In early 2016, ICA’s Board of Directors had voted unanimously to adopt the repeal of the anti-trust provisions of the McCarran Ferguson Act as a top legislative goal and priority for the association. “The time has come to once again make this vitally important public policy correction a top priority,” said ICA President Dr. George B. Curry.  “With no effective federal oversight and enforcement, private insurance will only continue their widespread policies of abuse and discrimination, policies that strike especially hard at chiropractors and chiropractic patients.”   

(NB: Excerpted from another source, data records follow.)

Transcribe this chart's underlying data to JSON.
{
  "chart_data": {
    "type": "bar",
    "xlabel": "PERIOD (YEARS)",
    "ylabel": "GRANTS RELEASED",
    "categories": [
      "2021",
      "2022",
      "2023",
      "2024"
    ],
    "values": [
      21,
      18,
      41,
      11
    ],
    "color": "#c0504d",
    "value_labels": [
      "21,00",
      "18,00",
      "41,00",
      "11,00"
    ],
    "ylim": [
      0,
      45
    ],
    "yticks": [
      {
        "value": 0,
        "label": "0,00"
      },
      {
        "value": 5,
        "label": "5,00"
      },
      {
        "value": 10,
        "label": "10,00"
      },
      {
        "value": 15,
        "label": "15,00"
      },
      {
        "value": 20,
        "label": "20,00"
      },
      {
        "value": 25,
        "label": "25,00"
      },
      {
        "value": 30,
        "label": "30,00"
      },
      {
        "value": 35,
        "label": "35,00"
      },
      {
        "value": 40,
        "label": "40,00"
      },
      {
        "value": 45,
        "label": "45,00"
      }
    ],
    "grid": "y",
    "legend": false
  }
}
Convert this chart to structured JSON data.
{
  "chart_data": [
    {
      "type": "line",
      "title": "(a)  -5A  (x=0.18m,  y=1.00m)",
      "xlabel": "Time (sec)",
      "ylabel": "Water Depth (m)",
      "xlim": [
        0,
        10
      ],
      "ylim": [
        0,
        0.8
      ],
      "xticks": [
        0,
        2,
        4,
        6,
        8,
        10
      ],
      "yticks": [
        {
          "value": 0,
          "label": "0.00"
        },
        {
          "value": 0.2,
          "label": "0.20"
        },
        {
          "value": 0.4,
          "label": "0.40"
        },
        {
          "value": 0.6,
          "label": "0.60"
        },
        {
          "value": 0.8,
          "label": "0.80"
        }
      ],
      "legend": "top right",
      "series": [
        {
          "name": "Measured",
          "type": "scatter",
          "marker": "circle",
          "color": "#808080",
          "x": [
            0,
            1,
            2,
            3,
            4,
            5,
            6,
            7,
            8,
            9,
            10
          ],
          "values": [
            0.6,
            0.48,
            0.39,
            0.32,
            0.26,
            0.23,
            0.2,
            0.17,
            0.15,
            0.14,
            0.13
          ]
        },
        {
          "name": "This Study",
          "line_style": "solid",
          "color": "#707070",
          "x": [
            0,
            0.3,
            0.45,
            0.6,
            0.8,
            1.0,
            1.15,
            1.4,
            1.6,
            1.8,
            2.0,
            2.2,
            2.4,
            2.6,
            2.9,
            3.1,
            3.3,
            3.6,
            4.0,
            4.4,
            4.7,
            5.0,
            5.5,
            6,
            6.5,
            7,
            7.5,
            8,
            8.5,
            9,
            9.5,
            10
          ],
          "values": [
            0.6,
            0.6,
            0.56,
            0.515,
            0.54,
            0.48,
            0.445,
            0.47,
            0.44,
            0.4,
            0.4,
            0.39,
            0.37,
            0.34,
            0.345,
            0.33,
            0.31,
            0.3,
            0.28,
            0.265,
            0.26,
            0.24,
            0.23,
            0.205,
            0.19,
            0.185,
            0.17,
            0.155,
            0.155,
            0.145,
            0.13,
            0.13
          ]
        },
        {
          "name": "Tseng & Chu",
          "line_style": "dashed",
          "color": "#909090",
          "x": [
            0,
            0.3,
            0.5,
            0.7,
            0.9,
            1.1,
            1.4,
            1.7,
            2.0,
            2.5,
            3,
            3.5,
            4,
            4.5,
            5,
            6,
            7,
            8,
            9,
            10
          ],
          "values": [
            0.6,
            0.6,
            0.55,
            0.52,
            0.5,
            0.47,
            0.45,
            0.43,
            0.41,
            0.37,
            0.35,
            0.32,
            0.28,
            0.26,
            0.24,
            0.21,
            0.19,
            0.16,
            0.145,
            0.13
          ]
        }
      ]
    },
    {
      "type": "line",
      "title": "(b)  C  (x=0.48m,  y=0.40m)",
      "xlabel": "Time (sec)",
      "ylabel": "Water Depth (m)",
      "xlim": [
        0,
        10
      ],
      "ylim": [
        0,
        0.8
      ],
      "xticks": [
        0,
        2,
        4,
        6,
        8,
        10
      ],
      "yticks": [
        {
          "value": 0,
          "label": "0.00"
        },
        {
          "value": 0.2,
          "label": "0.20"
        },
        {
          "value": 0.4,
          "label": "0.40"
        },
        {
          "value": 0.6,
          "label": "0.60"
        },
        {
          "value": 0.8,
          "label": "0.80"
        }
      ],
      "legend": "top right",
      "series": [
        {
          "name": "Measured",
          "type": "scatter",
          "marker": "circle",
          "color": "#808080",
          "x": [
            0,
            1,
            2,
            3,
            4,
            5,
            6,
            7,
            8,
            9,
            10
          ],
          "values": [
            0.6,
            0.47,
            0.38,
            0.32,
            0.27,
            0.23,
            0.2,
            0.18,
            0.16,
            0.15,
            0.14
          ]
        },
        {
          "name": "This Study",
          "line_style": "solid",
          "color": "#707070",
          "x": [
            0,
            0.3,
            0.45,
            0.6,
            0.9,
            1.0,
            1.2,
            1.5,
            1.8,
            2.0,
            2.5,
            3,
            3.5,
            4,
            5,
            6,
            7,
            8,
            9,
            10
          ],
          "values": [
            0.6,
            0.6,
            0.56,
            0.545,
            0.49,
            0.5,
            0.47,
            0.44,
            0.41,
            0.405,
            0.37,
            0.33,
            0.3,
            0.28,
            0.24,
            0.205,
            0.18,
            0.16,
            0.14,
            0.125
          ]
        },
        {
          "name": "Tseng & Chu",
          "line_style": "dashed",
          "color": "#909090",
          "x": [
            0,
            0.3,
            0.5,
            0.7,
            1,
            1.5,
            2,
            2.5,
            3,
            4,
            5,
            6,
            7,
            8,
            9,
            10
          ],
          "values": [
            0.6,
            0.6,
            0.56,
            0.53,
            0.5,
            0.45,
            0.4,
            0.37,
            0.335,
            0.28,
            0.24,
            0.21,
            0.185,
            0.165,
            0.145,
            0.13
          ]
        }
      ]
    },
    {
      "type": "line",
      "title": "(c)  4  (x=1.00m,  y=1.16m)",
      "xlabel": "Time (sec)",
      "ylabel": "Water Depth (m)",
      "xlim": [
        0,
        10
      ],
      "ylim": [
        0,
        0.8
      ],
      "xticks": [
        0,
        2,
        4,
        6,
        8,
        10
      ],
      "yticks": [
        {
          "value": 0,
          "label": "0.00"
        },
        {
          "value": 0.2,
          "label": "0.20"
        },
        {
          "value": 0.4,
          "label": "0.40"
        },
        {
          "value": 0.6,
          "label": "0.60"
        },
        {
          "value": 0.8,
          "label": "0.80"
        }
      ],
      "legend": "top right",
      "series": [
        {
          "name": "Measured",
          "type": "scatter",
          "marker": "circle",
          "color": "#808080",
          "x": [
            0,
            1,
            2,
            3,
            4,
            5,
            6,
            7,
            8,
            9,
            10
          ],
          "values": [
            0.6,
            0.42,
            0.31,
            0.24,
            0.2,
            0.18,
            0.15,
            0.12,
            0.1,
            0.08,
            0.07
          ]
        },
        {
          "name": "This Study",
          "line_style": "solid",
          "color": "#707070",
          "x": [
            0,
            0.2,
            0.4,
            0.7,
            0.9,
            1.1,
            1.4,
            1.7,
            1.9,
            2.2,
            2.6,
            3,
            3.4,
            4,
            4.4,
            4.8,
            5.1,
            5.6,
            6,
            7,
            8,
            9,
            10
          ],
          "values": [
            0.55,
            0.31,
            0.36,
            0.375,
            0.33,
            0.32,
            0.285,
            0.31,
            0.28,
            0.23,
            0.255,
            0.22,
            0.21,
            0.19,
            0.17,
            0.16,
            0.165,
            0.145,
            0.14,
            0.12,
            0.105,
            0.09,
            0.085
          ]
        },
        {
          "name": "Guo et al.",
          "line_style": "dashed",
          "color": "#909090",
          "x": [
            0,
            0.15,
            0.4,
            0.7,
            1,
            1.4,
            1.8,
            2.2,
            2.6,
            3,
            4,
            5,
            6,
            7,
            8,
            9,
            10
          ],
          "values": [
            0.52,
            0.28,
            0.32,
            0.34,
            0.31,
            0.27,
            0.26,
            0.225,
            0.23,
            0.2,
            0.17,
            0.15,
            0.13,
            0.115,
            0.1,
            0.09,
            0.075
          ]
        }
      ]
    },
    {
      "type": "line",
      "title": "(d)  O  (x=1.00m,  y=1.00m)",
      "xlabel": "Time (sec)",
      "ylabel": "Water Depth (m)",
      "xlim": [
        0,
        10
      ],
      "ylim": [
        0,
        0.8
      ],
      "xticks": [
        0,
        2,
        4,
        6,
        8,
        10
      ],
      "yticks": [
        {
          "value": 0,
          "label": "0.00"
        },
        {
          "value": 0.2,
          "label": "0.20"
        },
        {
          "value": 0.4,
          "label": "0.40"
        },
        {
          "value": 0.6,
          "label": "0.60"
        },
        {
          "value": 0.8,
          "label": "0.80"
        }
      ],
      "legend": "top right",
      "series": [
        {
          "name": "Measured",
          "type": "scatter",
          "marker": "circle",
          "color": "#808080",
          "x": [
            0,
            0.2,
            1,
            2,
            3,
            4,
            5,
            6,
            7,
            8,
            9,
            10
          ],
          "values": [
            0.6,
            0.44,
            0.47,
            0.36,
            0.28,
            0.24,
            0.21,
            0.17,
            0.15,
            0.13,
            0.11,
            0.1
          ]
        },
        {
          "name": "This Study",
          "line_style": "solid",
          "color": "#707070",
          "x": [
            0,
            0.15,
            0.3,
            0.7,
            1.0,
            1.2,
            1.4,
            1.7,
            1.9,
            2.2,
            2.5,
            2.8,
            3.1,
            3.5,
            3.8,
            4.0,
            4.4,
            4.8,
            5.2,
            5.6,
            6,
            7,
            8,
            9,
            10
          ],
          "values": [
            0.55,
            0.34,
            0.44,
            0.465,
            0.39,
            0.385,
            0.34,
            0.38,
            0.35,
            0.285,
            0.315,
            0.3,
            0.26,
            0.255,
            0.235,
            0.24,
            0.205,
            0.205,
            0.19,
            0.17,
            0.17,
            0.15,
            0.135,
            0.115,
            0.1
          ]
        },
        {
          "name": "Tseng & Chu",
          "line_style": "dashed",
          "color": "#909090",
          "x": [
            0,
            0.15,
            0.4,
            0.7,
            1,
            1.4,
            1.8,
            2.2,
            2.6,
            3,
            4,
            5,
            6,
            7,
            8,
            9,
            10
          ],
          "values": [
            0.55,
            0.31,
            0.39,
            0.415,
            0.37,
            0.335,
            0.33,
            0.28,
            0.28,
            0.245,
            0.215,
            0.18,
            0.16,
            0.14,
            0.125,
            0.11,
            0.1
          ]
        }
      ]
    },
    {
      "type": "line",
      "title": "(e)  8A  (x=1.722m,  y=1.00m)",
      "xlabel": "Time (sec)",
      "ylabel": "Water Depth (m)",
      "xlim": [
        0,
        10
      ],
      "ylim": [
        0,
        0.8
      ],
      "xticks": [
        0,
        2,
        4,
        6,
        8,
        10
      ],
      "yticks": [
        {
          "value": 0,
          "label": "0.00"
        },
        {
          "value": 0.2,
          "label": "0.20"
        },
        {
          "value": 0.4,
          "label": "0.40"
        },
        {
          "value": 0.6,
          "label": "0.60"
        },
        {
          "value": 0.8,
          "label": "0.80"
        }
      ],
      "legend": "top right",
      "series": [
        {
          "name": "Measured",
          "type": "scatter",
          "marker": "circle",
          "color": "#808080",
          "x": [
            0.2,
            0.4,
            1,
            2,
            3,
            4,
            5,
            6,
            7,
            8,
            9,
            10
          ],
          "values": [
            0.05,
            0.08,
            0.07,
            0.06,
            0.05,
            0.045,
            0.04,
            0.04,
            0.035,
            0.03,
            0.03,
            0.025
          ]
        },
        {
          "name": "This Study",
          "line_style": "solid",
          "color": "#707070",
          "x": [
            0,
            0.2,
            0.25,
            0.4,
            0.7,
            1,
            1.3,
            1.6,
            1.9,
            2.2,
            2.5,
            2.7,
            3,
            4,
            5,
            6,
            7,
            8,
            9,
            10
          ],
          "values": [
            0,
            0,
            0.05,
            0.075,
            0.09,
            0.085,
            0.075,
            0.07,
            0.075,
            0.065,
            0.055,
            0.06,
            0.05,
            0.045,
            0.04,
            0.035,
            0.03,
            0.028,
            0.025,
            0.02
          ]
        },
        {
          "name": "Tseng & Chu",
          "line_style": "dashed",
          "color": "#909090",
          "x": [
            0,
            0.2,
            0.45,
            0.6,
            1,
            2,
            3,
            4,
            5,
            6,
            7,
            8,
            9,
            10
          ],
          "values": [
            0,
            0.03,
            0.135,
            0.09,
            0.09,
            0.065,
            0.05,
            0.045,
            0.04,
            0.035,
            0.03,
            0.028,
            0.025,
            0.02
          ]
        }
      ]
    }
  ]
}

Except in the few states like California, New York, and Florida that have very active insurance regulators and antitrust enforcers, consumers receive virtually no protection from state regulators on anti-trust issues.  A study by the Center for American Progress found that the vast majority of enforcement actions against health insurers were taken by only five states. In far too many states, a few insurers dominate the market, and authorities lack the resources or expertise to conduct substantive competition or consumer protection oversight; tellingly, in four states, the insurance commissioner is also the fire marshal.  As articulated in that study by David Balto, former Policy Director of the Federal Trade Commission (FTC): 

If there was one thing clear from the Congressional debate over health care, it is that health insurance markets are unhealthy. Over the past few decades, profits have increased dramatically, and the market has become one of the least transparent and most anticompetitive markets in the nation; indeed, few markets are as concentrated, opaque and complex, and subject to rampant anticompetitive and deceptive conduct. There is simply an immense need for antitrust and consumer protection enforcement to rein in the constant abuses of the industry.[i]

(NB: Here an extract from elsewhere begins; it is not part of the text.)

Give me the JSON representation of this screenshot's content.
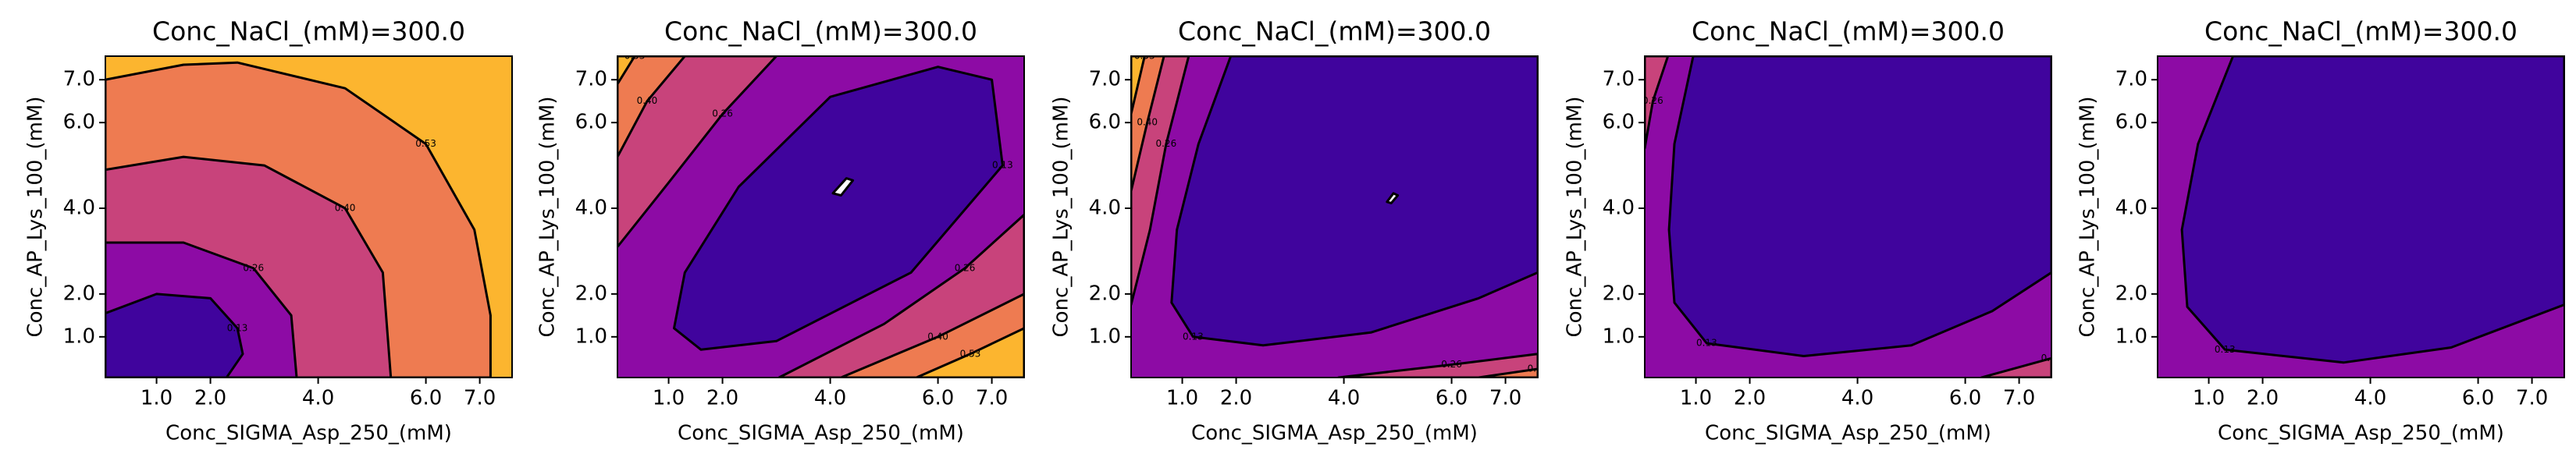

The McCarran-Ferguson anti-trust exemption[ii] was passed by Congress in 1945, in a unique environment of post-war confusion and rush to provide a new level of private insurance services to consumers.  The stated intent of this Act was to protect small insurance companies incorporating at that time who had a great need for data from existing insurers in order to set premiums effectively. Because such information sharing was illegal under the anti-trust standards of the era, Congress provided an antitrust exemption for the insurance industry as a means of support and stimulation at a time of special need.  
In the decades since the passage of the McCarran-Ferguson Act, the business of insurance has grown by monumental proportions, now representing a highly concentrated, multi-billion-dollar profit center with little effective consumer protection regulation by the states and, because of the McCarran-Ferguson Act, no effective Federal Trade Commission (FTC) or other federal anti-trust oversight and enforcement.  

In passing the 1945 Act, it is clear from the legislative discussion at the time that Congress hoped that state regulation would be sufficient to address anti-trust concerns.  The reality is, however, that states bring few if any meaningful cases against health insurers. “This important Congressional action is a major step towards fairness and accountability in the insurance industry, one which the ICA enthusiastically supports and applauds.   We will now shift our focus to obtaining passage in the US Senate,” said Dr. Curry.


[i] Balto, Davic, Repeal McCarran-Ferguson - Before it's too late, The Hill, April 8, 2013.
[ii] The McCarran–Ferguson Act, 15 U.S.C. §§ 1011-1015, also known as Public Law 15,[1] is a United States federal law that exempts the business of insurance from most federal regulation, including federal antitrust laws to a limited extent. The McCarran–Ferguson Act was passed by the 79th Congress in 1945 after the Supreme Court ruled in United States v. South-Eastern Underwriters Association that the federal government could regulate insurance companies under the authority of the Commerce Clause in the U.S. Constitution.